Day 8 " Are you happy with the person you've become today? why or why not? "

Yes and no, depends on the certain aspect of myself we are focusing on. When discussing my self worth I think i'm doing great, I no longer let people walk all over me, let alone disrespect me. Discarding my gender dysphoria and the automatic self-hatred that come with it, but when it comes to the days when my dysphoria is slightly silenced more that usual, I find somewhat comfort in my physical appearance, which is more than I ever had. When ut comes to standing up for myself, I no longer let my toxic family members say rude and hateful things to me, without saying something back; most people look at this as me being 'disrespectful' but I don't care, they've said some pretty fricked up shiz to me, but I no longer let them get to me like they used to anymore.

But when it comes to myself as an entirety, maybe this is the self hate talking but, I feel genuinely disappointed, considering I let people walk all over me for this long, but I am proud im planning my future so early, though I still have two years until I graduate and move out. I have been planning what im going to do with my life for the past 6 months, which is a huge step forward for me, both now; because I've never been one to plan that far ahead, and for my future self, for having a plan to follow.

@redwood eco

Day 7
" What's the most unforgivable thing someone could ever do to you? "

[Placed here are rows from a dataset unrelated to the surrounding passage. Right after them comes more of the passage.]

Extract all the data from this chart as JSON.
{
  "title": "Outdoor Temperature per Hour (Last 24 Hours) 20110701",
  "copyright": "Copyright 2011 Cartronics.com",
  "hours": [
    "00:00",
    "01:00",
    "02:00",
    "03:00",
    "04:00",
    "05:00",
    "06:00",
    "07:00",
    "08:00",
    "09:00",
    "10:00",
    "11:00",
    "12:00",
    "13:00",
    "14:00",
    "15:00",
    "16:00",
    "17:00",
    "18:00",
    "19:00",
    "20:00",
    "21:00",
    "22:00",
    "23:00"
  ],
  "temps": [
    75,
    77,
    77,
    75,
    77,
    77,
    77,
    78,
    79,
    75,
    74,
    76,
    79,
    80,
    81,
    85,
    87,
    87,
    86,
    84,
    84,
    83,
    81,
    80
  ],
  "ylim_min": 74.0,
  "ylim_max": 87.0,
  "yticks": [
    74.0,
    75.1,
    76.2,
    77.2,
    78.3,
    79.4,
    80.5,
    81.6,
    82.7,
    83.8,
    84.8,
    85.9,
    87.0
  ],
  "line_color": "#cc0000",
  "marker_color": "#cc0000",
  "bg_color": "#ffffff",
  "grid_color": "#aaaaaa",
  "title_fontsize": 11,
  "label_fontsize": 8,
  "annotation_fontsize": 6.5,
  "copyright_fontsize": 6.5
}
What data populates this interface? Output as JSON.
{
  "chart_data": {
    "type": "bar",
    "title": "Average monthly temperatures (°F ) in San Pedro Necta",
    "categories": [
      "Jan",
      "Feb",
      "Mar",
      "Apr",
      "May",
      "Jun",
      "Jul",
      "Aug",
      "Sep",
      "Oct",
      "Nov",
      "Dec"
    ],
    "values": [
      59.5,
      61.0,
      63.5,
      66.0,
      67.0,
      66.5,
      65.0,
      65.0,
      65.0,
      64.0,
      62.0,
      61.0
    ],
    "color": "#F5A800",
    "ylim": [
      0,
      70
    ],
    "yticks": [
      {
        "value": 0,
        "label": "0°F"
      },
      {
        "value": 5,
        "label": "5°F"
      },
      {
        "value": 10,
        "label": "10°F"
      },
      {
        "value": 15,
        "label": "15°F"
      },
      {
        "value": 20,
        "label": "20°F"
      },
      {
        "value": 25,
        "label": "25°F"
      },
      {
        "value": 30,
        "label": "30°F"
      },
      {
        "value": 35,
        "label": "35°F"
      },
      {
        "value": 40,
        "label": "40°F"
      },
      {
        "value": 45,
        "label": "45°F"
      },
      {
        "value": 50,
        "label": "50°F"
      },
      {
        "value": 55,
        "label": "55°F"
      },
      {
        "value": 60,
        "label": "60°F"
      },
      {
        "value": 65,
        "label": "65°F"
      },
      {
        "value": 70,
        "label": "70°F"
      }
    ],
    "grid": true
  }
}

I don't think there could be a thing more unforgivable than the things I've done to myself. I've been my greatest hindrance in most that I've pursued, and over time, I've had a hard time finding a way to forgive myself for it. Though I can't quite call that lack of forgiveness a hatred.



Day 8
" Are you happy with the person you've become today? why or why not? "

I can't quite say whether I'm happy or unhappy with myself. Though, from who I was a few years ago, the changes I've made have been for both better and worst, but despite the bad I've done, I'm glad to have done it. Because it means I've truly changed as a person to recognize it as bad. So even if I'm not happy with myself, I've made changes I'm proud of.